The headline growth masked a split between domestic and international travellers. Domestic tourists rose 16 per cent to nearly 29 million, accounting for 78 per cent of all arrivals. Inbound visitors, by contrast, fell 13 per cent to 8.3 million.
Despite representing just a fifth of all visitors, overseas travellers generated nearly 60 per cent of total spend: SAR48 billion against SAR34.7 billion from the domestic market. Their total expenditure was down 7 per cent, a smaller decline than the 13 per cent drop in arrivals, suggesting average spend per inbound visitor increased year-on-year.
Hotel occupancy nationally opened the year at close to 75 per cent in January before settling at 63 per cent year-to-date by May, down 1.3 per cent on 2025. Makkah outperformed the national average, reaching nearly 84 per cent in January and 73 per cent year-to-date by May, a 12 per cent increase on the prior year. Madinah opened at almost 85 per cent in January, with a cumulative rate of 76 per cent by May, though that was 3 per cent below 2025 levels.
The average daily rate nationally stood at SAR662 in January, up almost 5 per cent on January 2025, climbing to SAR825 year-to-date by May, 12 per cent higher than the prior year. City-level performance diverged: Makkah’s ADR grew 24 per cent to SAR918, Madinah’s rose 5.7 per cent to SAR878, while Riyadh fell around 6 per cent to SAR771 and Jeddah dropped 7 per cent to SAR635.
“Religious tourism is a key demand driver for Saudi Arabia, with Makkah and Madinah continuing to outperform other destinations. The positive impact of the Hajj season is clear in Makkah’s higher occupancy and ADR levels during May. When June’s figures are available, we expect to see strong figures for Madinah, where many pilgrims head after Hajj.
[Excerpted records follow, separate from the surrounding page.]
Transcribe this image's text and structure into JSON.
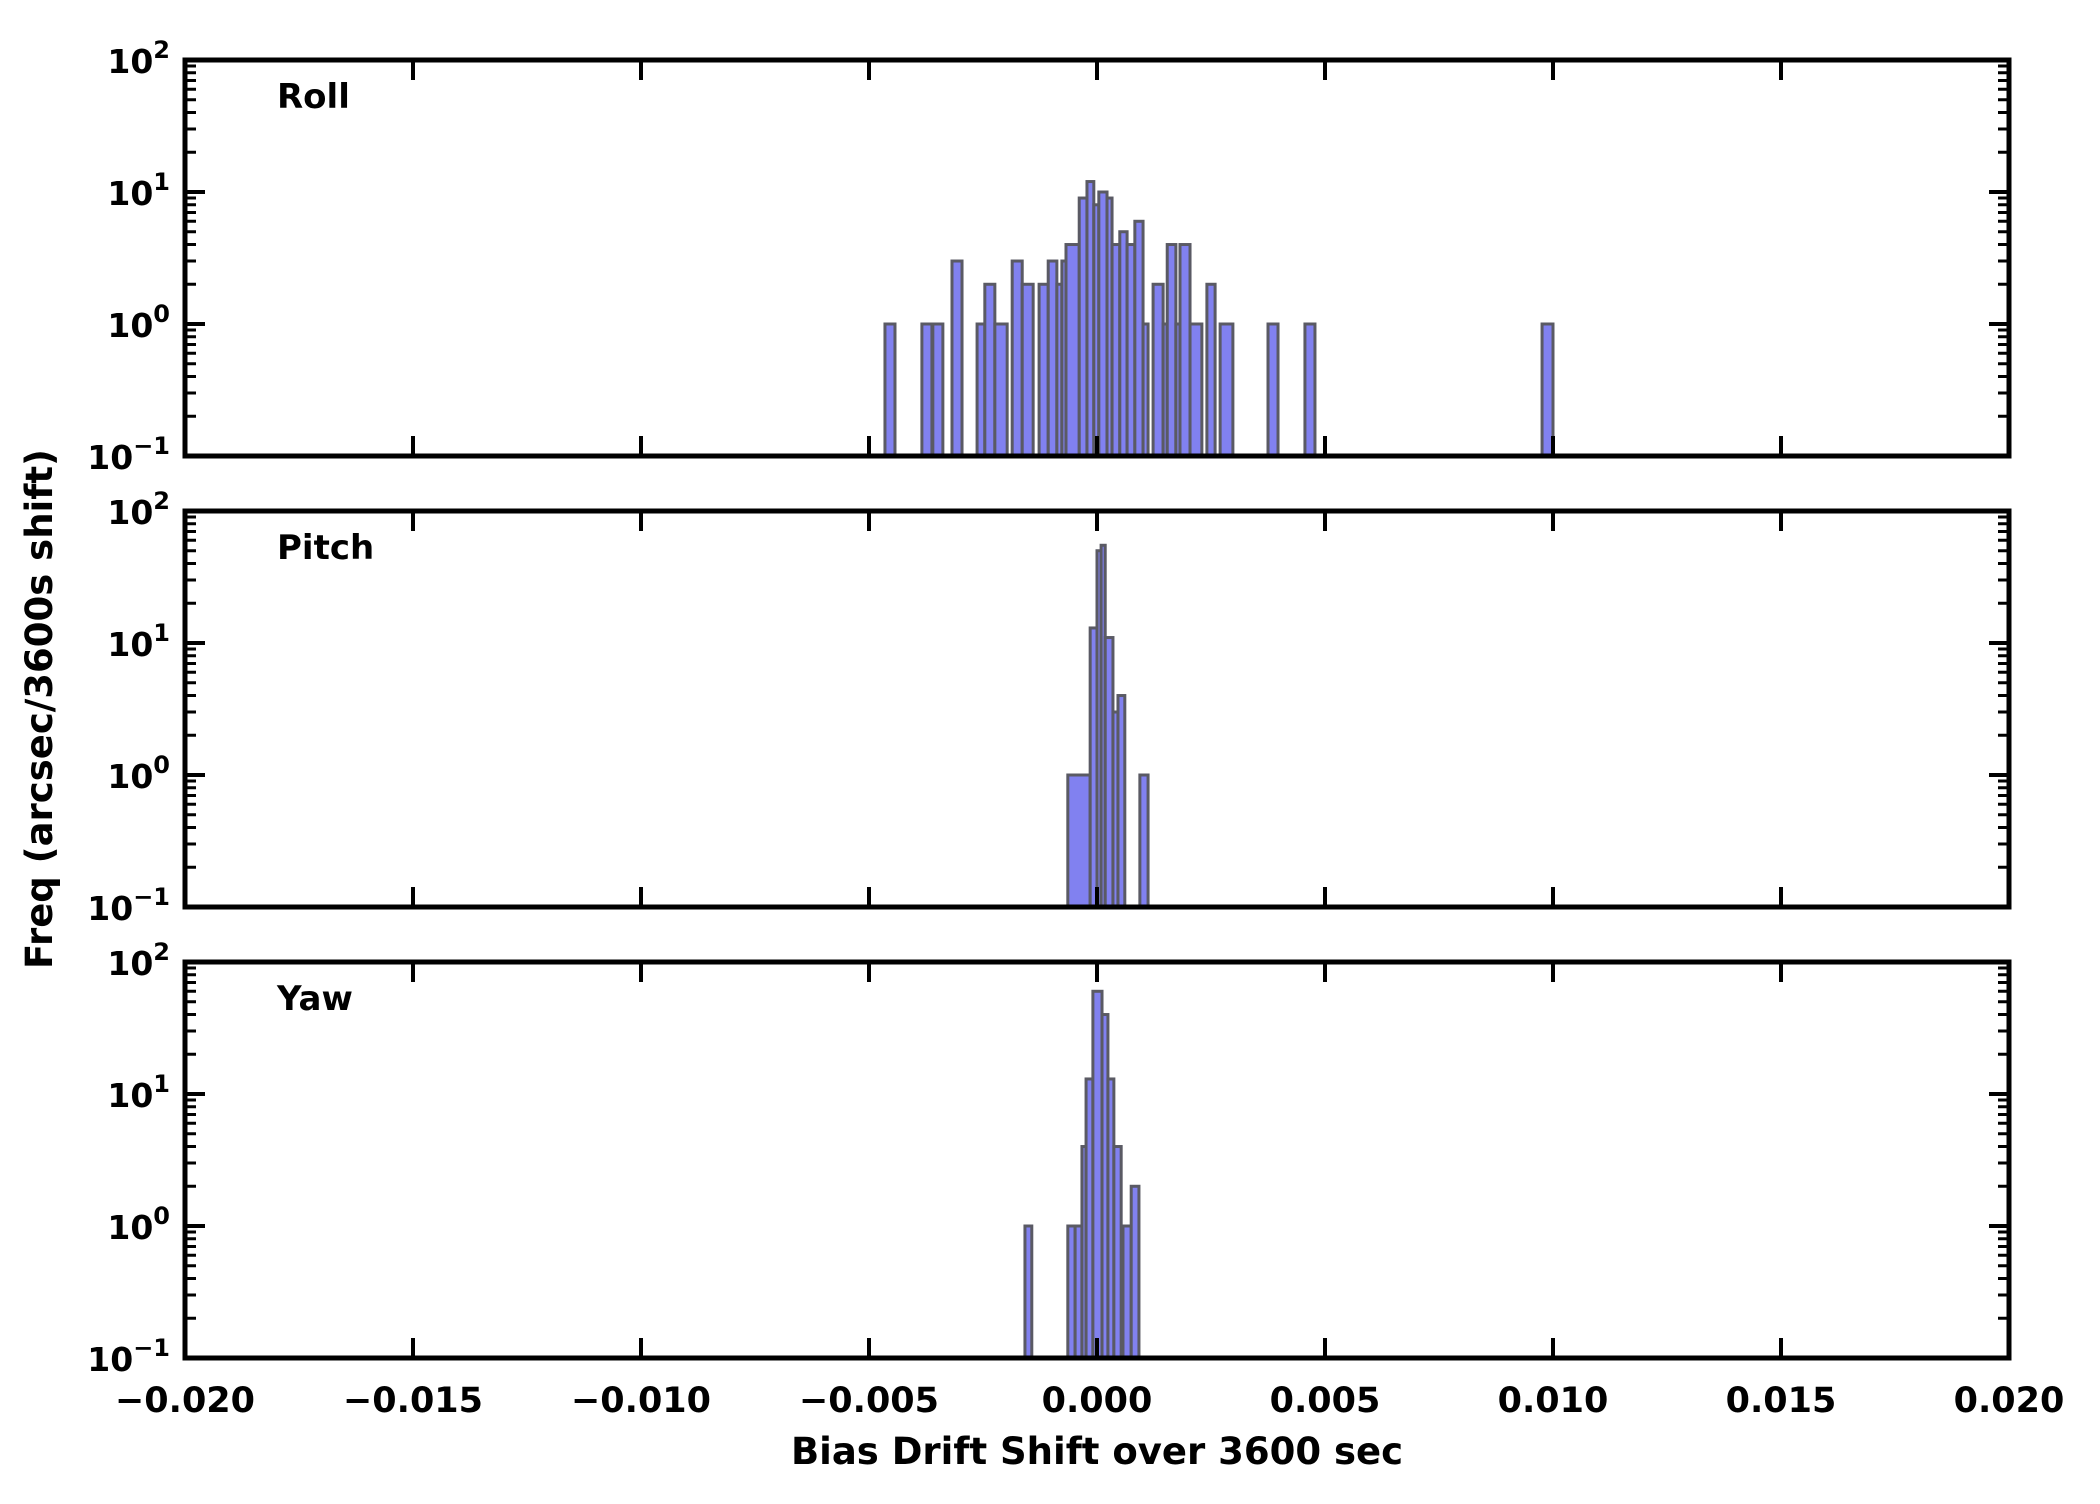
{
  "figure": {
    "xlabel": "Bias Drift Shift over 3600 sec",
    "ylabel": "Freq (arcsec/3600s shift)",
    "xlim": [
      -0.02,
      0.02
    ],
    "x_tick_values": [
      -0.02,
      -0.015,
      -0.01,
      -0.005,
      0.0,
      0.005,
      0.01,
      0.015,
      0.02
    ],
    "x_tick_labels": [
      "−0.020",
      "−0.015",
      "−0.010",
      "−0.005",
      "0.000",
      "0.005",
      "0.010",
      "0.015",
      "0.020"
    ],
    "y_tick_exponents": [
      2,
      1,
      0,
      -1
    ],
    "ylim_exponents": [
      -1,
      2
    ],
    "colors": {
      "bar_fill": "#8181f0",
      "bar_edge": "#5a5a64",
      "axis": "#000000",
      "background": "#ffffff"
    }
  },
  "chart_data": [
    {
      "type": "bar",
      "subtype": "histogram-log-y",
      "title": "Roll",
      "xlabel": "Bias Drift Shift over 3600 sec",
      "ylabel": "Freq (arcsec/3600s shift)",
      "xlim": [
        -0.02,
        0.02
      ],
      "ylim": [
        0.1,
        100
      ],
      "bars": [
        {
          "x0": -0.00465,
          "x1": -0.00443,
          "count": 1
        },
        {
          "x0": -0.00384,
          "x1": -0.00362,
          "count": 1
        },
        {
          "x0": -0.0036,
          "x1": -0.00338,
          "count": 1
        },
        {
          "x0": -0.00318,
          "x1": -0.00296,
          "count": 3
        },
        {
          "x0": -0.00263,
          "x1": -0.00246,
          "count": 1
        },
        {
          "x0": -0.00246,
          "x1": -0.00224,
          "count": 2
        },
        {
          "x0": -0.00224,
          "x1": -0.00197,
          "count": 1
        },
        {
          "x0": -0.00186,
          "x1": -0.00164,
          "count": 3
        },
        {
          "x0": -0.00164,
          "x1": -0.0014,
          "count": 2
        },
        {
          "x0": -0.00127,
          "x1": -0.00107,
          "count": 2
        },
        {
          "x0": -0.00107,
          "x1": -0.00088,
          "count": 3
        },
        {
          "x0": -0.00088,
          "x1": -0.00077,
          "count": 2
        },
        {
          "x0": -0.00077,
          "x1": -0.00068,
          "count": 3
        },
        {
          "x0": -0.00068,
          "x1": -0.00039,
          "count": 4
        },
        {
          "x0": -0.00039,
          "x1": -0.00022,
          "count": 9
        },
        {
          "x0": -0.00022,
          "x1": -7e-05,
          "count": 12
        },
        {
          "x0": -7e-05,
          "x1": 4e-05,
          "count": 8
        },
        {
          "x0": 4e-05,
          "x1": 0.00022,
          "count": 10
        },
        {
          "x0": 0.00022,
          "x1": 0.00033,
          "count": 9
        },
        {
          "x0": 0.00033,
          "x1": 0.0005,
          "count": 4
        },
        {
          "x0": 0.0005,
          "x1": 0.00066,
          "count": 5
        },
        {
          "x0": 0.00066,
          "x1": 0.00083,
          "count": 4
        },
        {
          "x0": 0.00083,
          "x1": 0.00101,
          "count": 6
        },
        {
          "x0": 0.00101,
          "x1": 0.00112,
          "count": 1
        },
        {
          "x0": 0.00123,
          "x1": 0.00145,
          "count": 2
        },
        {
          "x0": 0.00145,
          "x1": 0.00154,
          "count": 1
        },
        {
          "x0": 0.00154,
          "x1": 0.00173,
          "count": 4
        },
        {
          "x0": 0.00173,
          "x1": 0.00182,
          "count": 1
        },
        {
          "x0": 0.00182,
          "x1": 0.00204,
          "count": 4
        },
        {
          "x0": 0.00204,
          "x1": 0.0023,
          "count": 1
        },
        {
          "x0": 0.00241,
          "x1": 0.00259,
          "count": 2
        },
        {
          "x0": 0.0027,
          "x1": 0.00298,
          "count": 1
        },
        {
          "x0": 0.00375,
          "x1": 0.00397,
          "count": 1
        },
        {
          "x0": 0.00456,
          "x1": 0.00478,
          "count": 1
        },
        {
          "x0": 0.00976,
          "x1": 0.01,
          "count": 1
        }
      ]
    },
    {
      "type": "bar",
      "subtype": "histogram-log-y",
      "title": "Pitch",
      "xlabel": "Bias Drift Shift over 3600 sec",
      "ylabel": "Freq (arcsec/3600s shift)",
      "xlim": [
        -0.02,
        0.02
      ],
      "ylim": [
        0.1,
        100
      ],
      "bars": [
        {
          "x0": -0.00064,
          "x1": -0.00015,
          "count": 1
        },
        {
          "x0": -0.00015,
          "x1": 0.0,
          "count": 13
        },
        {
          "x0": 0.0,
          "x1": 9e-05,
          "count": 50
        },
        {
          "x0": 9e-05,
          "x1": 0.00018,
          "count": 55
        },
        {
          "x0": 0.00018,
          "x1": 0.00035,
          "count": 11
        },
        {
          "x0": 0.00035,
          "x1": 0.00046,
          "count": 3
        },
        {
          "x0": 0.00046,
          "x1": 0.00061,
          "count": 4
        },
        {
          "x0": 0.00094,
          "x1": 0.00112,
          "count": 1
        }
      ]
    },
    {
      "type": "bar",
      "subtype": "histogram-log-y",
      "title": "Yaw",
      "xlabel": "Bias Drift Shift over 3600 sec",
      "ylabel": "Freq (arcsec/3600s shift)",
      "xlim": [
        -0.02,
        0.02
      ],
      "ylim": [
        0.1,
        100
      ],
      "bars": [
        {
          "x0": -0.00158,
          "x1": -0.00143,
          "count": 1
        },
        {
          "x0": -0.00064,
          "x1": -0.00048,
          "count": 1
        },
        {
          "x0": -0.00048,
          "x1": -0.00033,
          "count": 1
        },
        {
          "x0": -0.00033,
          "x1": -0.00024,
          "count": 4
        },
        {
          "x0": -0.00024,
          "x1": -9e-05,
          "count": 13
        },
        {
          "x0": -9e-05,
          "x1": 0.00011,
          "count": 60
        },
        {
          "x0": 0.00011,
          "x1": 0.00024,
          "count": 40
        },
        {
          "x0": 0.00024,
          "x1": 0.00037,
          "count": 13
        },
        {
          "x0": 0.00037,
          "x1": 0.00053,
          "count": 4
        },
        {
          "x0": 0.00057,
          "x1": 0.00075,
          "count": 1
        },
        {
          "x0": 0.00075,
          "x1": 0.00092,
          "count": 2
        }
      ]
    }
  ]
}
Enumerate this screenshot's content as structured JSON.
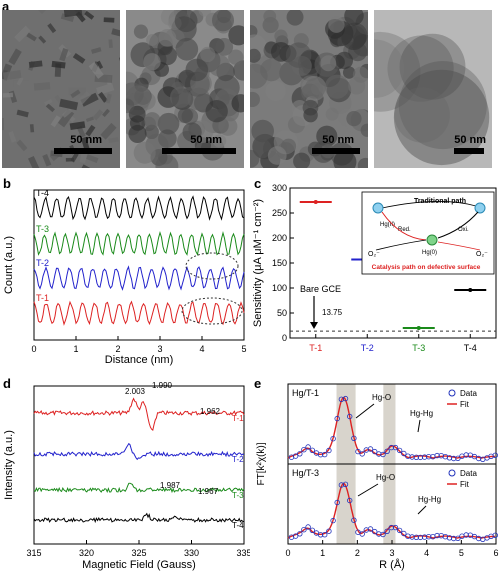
{
  "panel_labels": {
    "a": "a",
    "b": "b",
    "c": "c",
    "d": "d",
    "e": "e"
  },
  "tem": {
    "scale_labels": [
      "50 nm",
      "50 nm",
      "50 nm",
      "50 nm"
    ],
    "colors": [
      "#6f6f6f",
      "#8a8a8a",
      "#7b7b7b",
      "#b8b8b8"
    ]
  },
  "chart_data": [
    {
      "panel": "b",
      "type": "line",
      "xlabel": "Distance (nm)",
      "ylabel": "Count (a.u.)",
      "xlim": [
        0,
        5
      ],
      "x_ticks": [
        "0",
        "1",
        "2",
        "3",
        "4",
        "5"
      ],
      "series": [
        {
          "name": "T-4",
          "color": "#000000",
          "period_nm": 0.27
        },
        {
          "name": "T-3",
          "color": "#1a8a1a",
          "period_nm": 0.25
        },
        {
          "name": "T-2",
          "color": "#2222cc",
          "period_nm": 0.28
        },
        {
          "name": "T-1",
          "color": "#dd2222",
          "period_nm": 0.29
        }
      ]
    },
    {
      "panel": "c",
      "type": "scatter",
      "ylabel": "Sensitivity (μA μM⁻¹ cm⁻²)",
      "categories": [
        "T-1",
        "T-2",
        "T-3",
        "T-4"
      ],
      "category_colors": [
        "#dd2222",
        "#2222cc",
        "#1a8a1a",
        "#000000"
      ],
      "values": [
        272,
        157,
        20,
        96
      ],
      "ylim": [
        0,
        300
      ],
      "y_ticks": [
        "0",
        "50",
        "100",
        "150",
        "200",
        "250",
        "300"
      ],
      "baseline": {
        "label": "Bare GCE",
        "value": 13.75,
        "value_label": "13.75"
      },
      "inset": {
        "title": "Traditional path",
        "nodes": [
          "Hg(II)",
          "Hg(0)"
        ],
        "o2_left": "O₂⁻",
        "o2_right": "O₂⁻",
        "red": "Red.",
        "oxi": "Oxi.",
        "caption": "Catalysis path on defective surface"
      }
    },
    {
      "panel": "d",
      "type": "line",
      "xlabel": "Magnetic Field (Gauss)",
      "ylabel": "Intensity (a.u.)",
      "xlim": [
        315,
        335
      ],
      "x_ticks": [
        "315",
        "320",
        "325",
        "330",
        "335"
      ],
      "series": [
        {
          "name": "T-1",
          "color": "#dd2222"
        },
        {
          "name": "T-2",
          "color": "#2222cc"
        },
        {
          "name": "T-3",
          "color": "#1a8a1a"
        },
        {
          "name": "T-4",
          "color": "#000000"
        }
      ],
      "annotations": [
        "2.003",
        "1.990",
        "1.962",
        "1.987",
        "1.967"
      ]
    },
    {
      "panel": "e",
      "type": "line",
      "xlabel": "R (Å)",
      "ylabel": "FT[k²χ(k)]",
      "xlim": [
        0,
        6
      ],
      "x_ticks": [
        "0",
        "1",
        "2",
        "3",
        "4",
        "5",
        "6"
      ],
      "subplots": [
        {
          "title": "Hg/T-1",
          "peaks": [
            "Hg-O",
            "Hg-Hg"
          ]
        },
        {
          "title": "Hg/T-3",
          "peaks": [
            "Hg-O",
            "Hg-Hg"
          ]
        }
      ],
      "legend": [
        "Data",
        "Fit"
      ],
      "data_color": "#2233bb",
      "fit_color": "#dd2222",
      "shaded_ranges": [
        [
          1.4,
          1.95
        ],
        [
          2.75,
          3.1
        ]
      ]
    }
  ]
}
Meanwhile, ongoing investments in pilgrimage infrastructure, combined with significant hotel expansion, should support long-term growth across both cities,” Kevin Duffield, Director of Built Asset Consulting at Cavendish Maxwell said in a statement.
Saudi Arabia currently has just over 176,000 hotel rooms in total, with Makkah holding the largest share at 64,330, followed by Riyadh at 28,000 and Madinah at 22,115. Higher-end properties account for two-thirds of the national supply, rising to 73% in Riyadh and 70% in Madinah.
The country is set to add 105,500 new rooms across 382 hotels by 2030. Around 18,150 rooms across 82 hotels are due this year alone, with Makkah and Madinah accounting for roughly 40 per cent of those new keys. Riyadh will receive more than 2,780 new rooms across 15 hotels in 2026, Jeddah nearly 2,750 across 18 hotels, and Al Khobar 760 rooms across 5 properties.
The longer-term target is 150 million annual visitors by 2030, with Riyadh Expo 2030 and the FIFA World Cup 2034 together expected to draw more than 42 million visitors.
Duffield noted that geopolitical pressure had weighed on inbound figures but that domestic travel had largely compensated. “While uncertainty and lower international travel demand may continue to influence market performance in the short term,” he said, “the combination of growing domestic tourism, sustained pilgrimage activity, and continued investment in tourism infrastructure positions the sector well for recovery and longer-term development.”